Looking for the most liberal candidate in the mayor’s election? Look no farther than Miguel del Valle.

The modest City Clerk has a revolutionary’s soul. Last week, he raised his voice in favor of the Sweet Home Chicago ordinance, which would require the city to set aside 20 percent of TIF funds for affordable housing. Mayor Daley doesn’t like that grab at his TIF money one bit. When Ald. Ricardo Munoz and two other aldermen proposed a package of referenda, including renegotiating the parking deal, taxing LaSalle Street, and hiring more cops, del Valle voted aye -- even though he’s not an alderman.
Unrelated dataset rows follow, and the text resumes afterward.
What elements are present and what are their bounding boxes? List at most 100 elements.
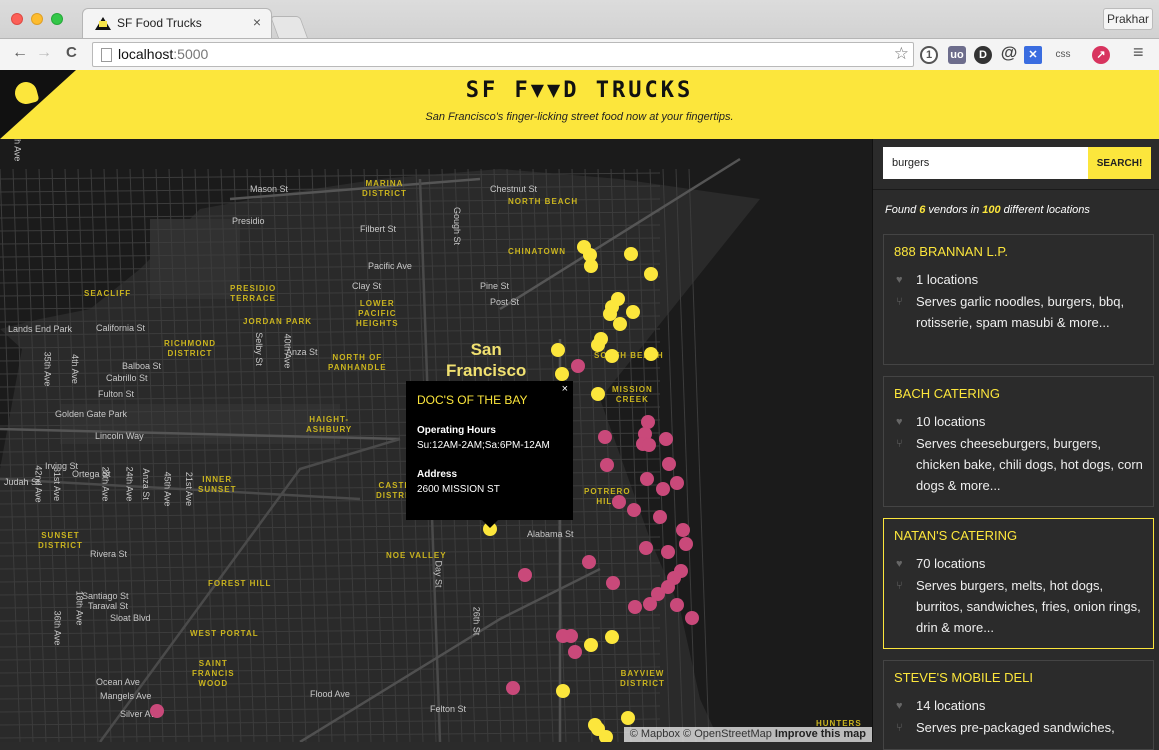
vendor-serves-text: Serves garlic noodles, burgers, bbq, rot… xyxy=(916,294,1125,330)
truck-marker[interactable] xyxy=(659,432,673,446)
map[interactable]: Mason St Chestnut St Filbert St Gough St Pac… xyxy=(0,139,872,742)
vendor-locations: ♥ 14 locations xyxy=(894,695,1143,716)
truck-marker[interactable] xyxy=(518,568,532,582)
vendor-card[interactable]: STEVE'S MOBILE DELI ♥ 14 locations ⑂ Serve… xyxy=(883,660,1154,750)
truck-marker[interactable] xyxy=(584,638,598,652)
truck-marker[interactable] xyxy=(621,711,635,725)
tab-close-icon[interactable]: × xyxy=(253,14,261,30)
vendor-card[interactable]: 888 BRANNAN L.P. ♥ 1 locations ⑂ Serves ga… xyxy=(883,234,1154,365)
bookmark-star-icon[interactable]: ☆ xyxy=(894,44,909,64)
truck-marker[interactable] xyxy=(612,495,626,509)
truck-marker[interactable] xyxy=(643,597,657,611)
truck-marker[interactable] xyxy=(582,555,596,569)
window-maximize-button[interactable] xyxy=(51,13,63,25)
page-icon xyxy=(101,48,112,62)
popup-close-icon[interactable]: × xyxy=(562,383,568,395)
truck-marker[interactable] xyxy=(670,598,684,612)
extension-d-icon[interactable]: D xyxy=(974,46,992,64)
menu-icon[interactable]: ≡ xyxy=(1133,42,1144,63)
url-port: :5000 xyxy=(173,46,209,62)
reload-icon[interactable]: C xyxy=(66,44,77,61)
extension-css-icon[interactable]: css xyxy=(1050,46,1076,64)
truck-marker[interactable] xyxy=(679,537,693,551)
truck-marker[interactable] xyxy=(605,630,619,644)
cutlery-icon: ⑂ xyxy=(896,722,903,734)
vendor-card-active[interactable]: NATAN'S CATERING ♥ 70 locations ⑂ Serves b… xyxy=(883,518,1154,649)
vendor-locations-text: 1 locations xyxy=(916,272,979,287)
vendor-locations: ♥ 1 locations xyxy=(894,269,1143,290)
truck-popup: × DOC'S OF THE BAY Operating Hours Su:12… xyxy=(406,381,573,528)
truck-marker[interactable] xyxy=(642,438,656,452)
truck-marker[interactable] xyxy=(603,307,617,321)
truck-marker[interactable] xyxy=(685,611,699,625)
window-minimize-button[interactable] xyxy=(31,13,43,25)
truck-marker[interactable] xyxy=(556,629,570,643)
vendor-name: BACH CATERING xyxy=(894,386,1000,401)
popup-address-label: Address xyxy=(417,469,458,480)
search-input[interactable] xyxy=(883,147,1088,179)
map-attribution: © Mapbox © OpenStreetMap Improve this ma… xyxy=(623,727,872,742)
forward-arrow-icon[interactable]: → xyxy=(36,44,52,62)
truck-marker[interactable] xyxy=(150,704,164,718)
truck-marker[interactable] xyxy=(556,684,570,698)
truck-marker[interactable] xyxy=(656,482,670,496)
truck-marker[interactable] xyxy=(506,681,520,695)
truck-marker[interactable] xyxy=(568,645,582,659)
vendor-locations: ♥ 10 locations xyxy=(894,411,1143,432)
extension-1-icon[interactable]: 1 xyxy=(920,46,938,64)
truck-marker[interactable] xyxy=(613,317,627,331)
vendor-card[interactable]: BACH CATERING ♥ 10 locations ⑂ Serves chee… xyxy=(883,376,1154,507)
truck-marker[interactable] xyxy=(644,267,658,281)
vendor-serves: ⑂ Serves garlic noodles, burgers, bbq, ro… xyxy=(894,291,1143,333)
truck-marker[interactable] xyxy=(555,367,569,381)
window-close-button[interactable] xyxy=(11,13,23,25)
popup-title: DOC'S OF THE BAY xyxy=(417,393,528,407)
extension-at-icon[interactable]: @ xyxy=(1000,44,1018,62)
truck-marker[interactable] xyxy=(624,247,638,261)
back-arrow-icon[interactable]: ← xyxy=(12,44,28,62)
truck-marker[interactable] xyxy=(641,415,655,429)
search-button[interactable]: SEARCH! xyxy=(1088,147,1151,179)
vendor-serves: ⑂ Serves burgers, melts, hot dogs, burrit… xyxy=(894,575,1143,638)
truck-marker[interactable] xyxy=(653,510,667,524)
truck-marker[interactable] xyxy=(571,359,585,373)
truck-marker[interactable] xyxy=(670,476,684,490)
browser-chrome: SF Food Trucks × Prakhar ← → C localhost… xyxy=(0,0,1159,70)
truck-marker[interactable] xyxy=(639,541,653,555)
truck-marker[interactable] xyxy=(598,430,612,444)
location-pin-icon: ♥ xyxy=(896,700,903,712)
profile-button[interactable]: Prakhar xyxy=(1103,8,1153,30)
sidebar: SEARCH! Found 6 vendors in 100 different… xyxy=(872,139,1159,750)
address-bar[interactable]: localhost:5000 ☆ xyxy=(92,42,914,67)
truck-marker[interactable] xyxy=(661,545,675,559)
truck-marker[interactable] xyxy=(644,347,658,361)
truck-marker[interactable] xyxy=(626,305,640,319)
extension-ublock-icon[interactable]: uo xyxy=(948,46,966,64)
truck-marker[interactable] xyxy=(628,600,642,614)
truck-marker[interactable] xyxy=(591,387,605,401)
vendor-locations-text: 10 locations xyxy=(916,414,986,429)
improve-map-link[interactable]: Improve this map xyxy=(775,728,866,740)
tab-sf-food-trucks[interactable]: SF Food Trucks × xyxy=(82,8,272,38)
truck-marker[interactable] xyxy=(640,472,654,486)
truck-marker[interactable] xyxy=(662,457,676,471)
truck-marker[interactable] xyxy=(551,343,565,357)
attribution-text: © Mapbox © OpenStreetMap xyxy=(629,728,772,740)
extension-trend-icon[interactable]: ↗ xyxy=(1092,46,1110,64)
vendor-locations-text: 70 locations xyxy=(916,556,986,571)
found-middle: vendors in xyxy=(925,204,983,216)
url-host: localhost xyxy=(118,46,174,62)
truck-marker[interactable] xyxy=(591,338,605,352)
truck-marker[interactable] xyxy=(600,458,614,472)
truck-marker[interactable] xyxy=(605,349,619,363)
url-text: localhost:5000 xyxy=(118,46,208,62)
app-header: SF F▼▼D TRUCKS San Francisco's finger-li… xyxy=(0,70,1159,139)
truck-marker[interactable] xyxy=(676,523,690,537)
new-tab-button[interactable] xyxy=(269,16,309,38)
location-pin-icon: ♥ xyxy=(896,416,903,428)
truck-marker[interactable] xyxy=(584,259,598,273)
divider xyxy=(873,189,1159,190)
truck-marker[interactable] xyxy=(627,503,641,517)
truck-marker[interactable] xyxy=(606,576,620,590)
extension-x-icon[interactable]: ✕ xyxy=(1024,46,1042,64)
This morning, del Valle announced four endorsements that will burnish his left-of-center credentials: he appeared at Fiesta Mexicana Restaurant, 1235 W. Grand Ave., with Sen. Iris Martinez, Rep. Cynthia Soto, Dr. Quentin Young, and Katy Hogan.

Martinez and Soto are no surprise: they’re progressive Latino legislators, as del Valle was in the state senate. But Young and Hogan will help del Valle with left-wing voters who get their political news from WBEZ and the Reader, and voted against Daley in all six of his elections.

Young, the former chairman of medicine of Cook County Hospital, is a healthcare activist who heads Physicians For a National Health Program, a Chicago-based non-profit that lobbies for a single-payer health care system. A Hyde Park acquaintance of Barack Obama’s, Young sat on the committee Obama created to draft a health care plan that would cover all Illinoisans. Young’s Movement roots go deep: he provided medical care to civil rights demonstrators in the South, and protestors at the 1968 Democratic National Convention. He also served as a physician to Martin Luther King Jr., Harold Washington and Studs Terkel.
 
 Hogan is co-founder of the Heartland Café, the Rogers Park restaurant that has been a gathering place for progressives since 1976. The other co-founder, Michael James, is president of the 49-th Ward Democratic Party, and host of “Live From the Heartland,” a radio program that has featured radical author Max Elbaum and former Weatherman Mark Rudd. Looking for a copy of In These Times? It’s on the Heartland’s newsstand. Harold Washington campaigned there during his run for mayor, alongside Lakefront liberal alderman David Orr. And in 2004, Barack Obama made a speech at the Heartland that campaign strategist David Axelrod called a turning point in the campaign: it helped solidify the support of upscale whites that Obama was trying to add to his South Side black base.

“When I felt the enthusiasm in that room,” Axelrod later told 49th Ward Committeeman David Fagus, “that was when I felt the tide had turned.”

Can del Valle build a similar coalition, of Latinos and white liberals? Today’s endorsements suggest he’s trying.